À Grenoble, une équipe pilotée par le chercheur Yann Le Fur travaille sur des capteurs intelligents intégrés à des dispositifs médicaux portables. On a besoin d’IA légères, capables de fonctionner sur batterie pendant des jours. Les idées de Mallat nous aident à concevoir des modèles qui s’adaptent au contexte sans tout recalculer à chaque fois.
Quel est l’impact de ce travail sur la société ?
Les recherches de Mallat ne restent pas confinées aux laboratoires. Elles interrogent notre rapport à la connaissance, à la décision automatisée, et à la confiance que nous accordons aux machines. Dans un monde où l’IA influence de plus en plus nos choix — de la santé à la justice, en passant par l’éducation —, comprendre son fonctionnement devient une nécessité démocratique.
Le philosophe des sciences Antoine Vidal voit dans ce travail une forme de réhabilitation de la rationalité . Mallat ne veut pas remplacer l’humain par la machine. Il veut que la machine devienne intelligible. C’est une démarche humaniste, au fond.
Un exemple frappant est celui des systèmes de reconnaissance faciale utilisés par les forces de l’ordre. Sans transparence, ces outils risquent de renforcer des biais ou de commettre des erreurs irréversibles. Si on ne comprend pas comment une IA prend une décision, on ne peut pas la responsabiliser , souligne Mallat. Et il ajoute : Une théorie mathématique de l’apprentissage, ce n’est pas seulement un outil pour les ingénieurs. C’est un fondement pour la justice, la sécurité, la démocratie.
Quelle est la prochaine étape pour Stéphane Mallat ?
À l’aube de cette nouvelle phase de sa carrière, Mallat continue de rassembler des équipes pluridisciplinaires. Il dirige désormais un laboratoire à l’intersection des mathématiques, de l’informatique et des sciences cognitives. Son objectif ? Proposer un cadre unifié pour l’apprentissage, inspiré autant par le cerveau humain que par les lois mathématiques.
On est encore loin d’une “théorie de tout” pour l’IA, reconnaît-il. Mais chaque petite percée nous rapproche d’un objectif plus grand : comprendre ce que signifie apprendre, pour une machine comme pour un humain.
A retenir
Pourquoi Stéphane Mallat a-t-il reçu la médaille d’or du CNRS en 2025 ?

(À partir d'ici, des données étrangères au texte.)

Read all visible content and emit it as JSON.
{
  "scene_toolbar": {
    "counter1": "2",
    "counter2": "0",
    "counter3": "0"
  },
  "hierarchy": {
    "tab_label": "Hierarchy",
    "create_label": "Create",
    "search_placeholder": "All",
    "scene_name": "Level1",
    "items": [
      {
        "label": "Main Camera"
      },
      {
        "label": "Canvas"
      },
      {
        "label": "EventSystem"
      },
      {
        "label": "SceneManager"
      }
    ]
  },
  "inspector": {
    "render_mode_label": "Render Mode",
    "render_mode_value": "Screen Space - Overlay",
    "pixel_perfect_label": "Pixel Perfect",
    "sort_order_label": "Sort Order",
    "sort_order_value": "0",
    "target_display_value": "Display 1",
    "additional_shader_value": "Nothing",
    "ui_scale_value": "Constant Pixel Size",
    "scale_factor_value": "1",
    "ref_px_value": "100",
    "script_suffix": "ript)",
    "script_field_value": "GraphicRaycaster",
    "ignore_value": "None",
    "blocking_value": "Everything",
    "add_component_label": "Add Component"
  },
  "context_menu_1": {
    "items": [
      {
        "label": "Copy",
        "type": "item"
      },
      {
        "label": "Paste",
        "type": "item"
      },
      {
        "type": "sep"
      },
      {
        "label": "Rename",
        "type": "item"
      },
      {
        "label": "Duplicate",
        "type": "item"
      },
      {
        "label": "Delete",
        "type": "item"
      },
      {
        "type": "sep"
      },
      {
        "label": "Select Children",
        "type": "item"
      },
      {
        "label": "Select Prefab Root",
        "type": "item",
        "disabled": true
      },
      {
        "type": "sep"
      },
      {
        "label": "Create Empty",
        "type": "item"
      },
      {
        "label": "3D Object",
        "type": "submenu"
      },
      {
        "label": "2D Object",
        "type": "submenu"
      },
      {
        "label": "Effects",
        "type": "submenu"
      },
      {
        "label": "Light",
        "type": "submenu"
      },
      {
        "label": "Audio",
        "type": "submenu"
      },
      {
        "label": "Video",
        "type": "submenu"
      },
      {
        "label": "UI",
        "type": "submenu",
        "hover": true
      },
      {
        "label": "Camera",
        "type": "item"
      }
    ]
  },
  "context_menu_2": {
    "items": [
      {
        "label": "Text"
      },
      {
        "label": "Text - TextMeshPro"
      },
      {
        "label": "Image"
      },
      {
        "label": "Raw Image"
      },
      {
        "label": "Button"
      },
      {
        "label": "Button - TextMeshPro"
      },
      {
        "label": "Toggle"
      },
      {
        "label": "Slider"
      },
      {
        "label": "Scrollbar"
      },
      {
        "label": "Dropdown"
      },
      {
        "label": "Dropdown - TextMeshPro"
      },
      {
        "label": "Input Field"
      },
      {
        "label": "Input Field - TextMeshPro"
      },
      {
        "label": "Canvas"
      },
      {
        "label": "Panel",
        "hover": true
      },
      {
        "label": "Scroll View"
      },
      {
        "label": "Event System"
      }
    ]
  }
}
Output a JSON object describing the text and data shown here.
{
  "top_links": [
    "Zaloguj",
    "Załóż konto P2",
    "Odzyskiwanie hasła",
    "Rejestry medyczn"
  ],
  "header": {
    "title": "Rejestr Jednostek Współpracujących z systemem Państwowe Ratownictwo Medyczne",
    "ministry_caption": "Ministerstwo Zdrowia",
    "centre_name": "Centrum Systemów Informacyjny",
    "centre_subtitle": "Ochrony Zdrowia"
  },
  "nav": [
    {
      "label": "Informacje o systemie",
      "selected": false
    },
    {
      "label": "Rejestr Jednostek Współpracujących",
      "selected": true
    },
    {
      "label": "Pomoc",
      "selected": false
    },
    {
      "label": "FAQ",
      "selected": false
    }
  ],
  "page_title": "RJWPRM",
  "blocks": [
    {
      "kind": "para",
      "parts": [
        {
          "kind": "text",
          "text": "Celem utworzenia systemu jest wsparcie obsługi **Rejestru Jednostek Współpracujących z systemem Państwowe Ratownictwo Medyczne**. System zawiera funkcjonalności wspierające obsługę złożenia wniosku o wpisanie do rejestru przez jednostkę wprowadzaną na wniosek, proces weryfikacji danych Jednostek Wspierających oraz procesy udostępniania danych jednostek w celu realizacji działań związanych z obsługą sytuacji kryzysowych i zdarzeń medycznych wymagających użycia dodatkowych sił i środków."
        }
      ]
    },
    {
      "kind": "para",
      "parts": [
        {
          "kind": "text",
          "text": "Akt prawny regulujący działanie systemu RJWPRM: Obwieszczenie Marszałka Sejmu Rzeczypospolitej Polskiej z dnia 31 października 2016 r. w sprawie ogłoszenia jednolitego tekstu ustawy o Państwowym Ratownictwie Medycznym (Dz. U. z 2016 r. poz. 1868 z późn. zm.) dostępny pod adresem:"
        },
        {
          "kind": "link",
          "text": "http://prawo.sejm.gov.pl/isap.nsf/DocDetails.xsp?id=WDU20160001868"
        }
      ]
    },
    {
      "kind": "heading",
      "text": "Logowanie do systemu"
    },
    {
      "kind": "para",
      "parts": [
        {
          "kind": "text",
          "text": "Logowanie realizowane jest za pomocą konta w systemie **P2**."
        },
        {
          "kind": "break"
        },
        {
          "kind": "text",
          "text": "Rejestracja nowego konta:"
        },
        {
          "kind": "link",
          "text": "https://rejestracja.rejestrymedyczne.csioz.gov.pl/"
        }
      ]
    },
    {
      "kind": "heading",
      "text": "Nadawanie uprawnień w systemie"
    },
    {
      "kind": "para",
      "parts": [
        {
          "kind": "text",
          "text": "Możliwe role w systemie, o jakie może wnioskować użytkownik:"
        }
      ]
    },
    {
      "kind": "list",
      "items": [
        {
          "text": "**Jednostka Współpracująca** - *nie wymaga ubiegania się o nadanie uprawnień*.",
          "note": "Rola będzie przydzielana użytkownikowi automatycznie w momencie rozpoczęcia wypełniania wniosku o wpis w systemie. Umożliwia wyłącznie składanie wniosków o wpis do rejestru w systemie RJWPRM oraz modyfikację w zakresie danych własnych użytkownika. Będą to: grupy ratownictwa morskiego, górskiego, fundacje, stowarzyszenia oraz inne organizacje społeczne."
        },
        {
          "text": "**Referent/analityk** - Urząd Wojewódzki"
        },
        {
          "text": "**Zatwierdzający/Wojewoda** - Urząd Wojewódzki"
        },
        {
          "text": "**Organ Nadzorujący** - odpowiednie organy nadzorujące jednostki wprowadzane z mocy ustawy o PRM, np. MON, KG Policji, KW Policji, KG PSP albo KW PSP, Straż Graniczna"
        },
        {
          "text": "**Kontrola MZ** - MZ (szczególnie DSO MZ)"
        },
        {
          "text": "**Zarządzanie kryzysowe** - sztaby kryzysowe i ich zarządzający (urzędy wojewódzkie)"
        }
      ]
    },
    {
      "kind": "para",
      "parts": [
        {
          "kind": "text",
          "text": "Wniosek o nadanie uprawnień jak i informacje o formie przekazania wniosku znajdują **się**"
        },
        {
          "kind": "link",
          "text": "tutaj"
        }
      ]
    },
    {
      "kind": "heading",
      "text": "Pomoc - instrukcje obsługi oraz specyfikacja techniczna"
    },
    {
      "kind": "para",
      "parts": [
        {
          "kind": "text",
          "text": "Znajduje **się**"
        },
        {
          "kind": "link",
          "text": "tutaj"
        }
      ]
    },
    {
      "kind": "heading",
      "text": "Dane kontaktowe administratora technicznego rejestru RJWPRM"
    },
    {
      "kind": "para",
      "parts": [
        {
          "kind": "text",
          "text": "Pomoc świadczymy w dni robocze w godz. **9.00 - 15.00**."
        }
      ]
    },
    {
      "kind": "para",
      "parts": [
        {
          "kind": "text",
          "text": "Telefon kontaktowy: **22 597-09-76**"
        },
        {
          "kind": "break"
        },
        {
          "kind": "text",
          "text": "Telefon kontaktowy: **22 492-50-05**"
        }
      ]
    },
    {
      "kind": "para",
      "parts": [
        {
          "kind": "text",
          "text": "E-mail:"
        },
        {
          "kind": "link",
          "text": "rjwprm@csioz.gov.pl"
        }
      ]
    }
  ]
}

Stéphane Mallat a été récompensé pour l’ensemble de ses travaux, notamment la création de la transformée en ondelettes, et pour son rôle de pionnier dans la compréhension mathématique des intelligences artificielles. Cette distinction marque aussi la reconnaissance des mathématiques appliquées au plus haut niveau en France.
Qu’est-ce que la transformée en ondelettes et pourquoi est-elle importante ?
Il s’agit d’une méthode mathématique permettant d’analyser et de compresser des signaux complexes, comme des images ou des sons, en les décomposant en éléments simples. Elle est aujourd’hui utilisée dans des domaines variés, de la médecine à la finance, en passant par la numérisation du patrimoine culturel.
Pourquoi les IA actuelles sont-elles mal comprises malgré leurs performances ?
Les réseaux de neurones profonds fonctionnent comme des boîtes noires : ils produisent des résultats précis, mais les mécanismes internes de leur apprentissage restent opaques. On ne sait pas toujours pourquoi ils réussissent ou échouent, ce qui pose des problèmes d’explicabilité et de confiance.
Quel est l’enjeu écologique lié aux grands modèles d’IA ?
Les modèles comme ChatGPT consomment d’énormes quantités d’énergie lors de leur entraînement, ce qui soulève des questions sur leur durabilité. Stéphane Mallat cherche à concevoir des IA plus efficaces, capables d’apprendre avec moins de ressources.
Quelle est la vision de Mallat pour l’avenir de l’intelligence artificielle ?
Il aspire à une IA compréhensible, fiable et économe, fondée sur une théorie mathématique solide de l’apprentissage. Son but n’est pas de remplacer l’humain, mais de rendre les machines intelligibles, afin qu’elles puissent servir la société de manière responsable.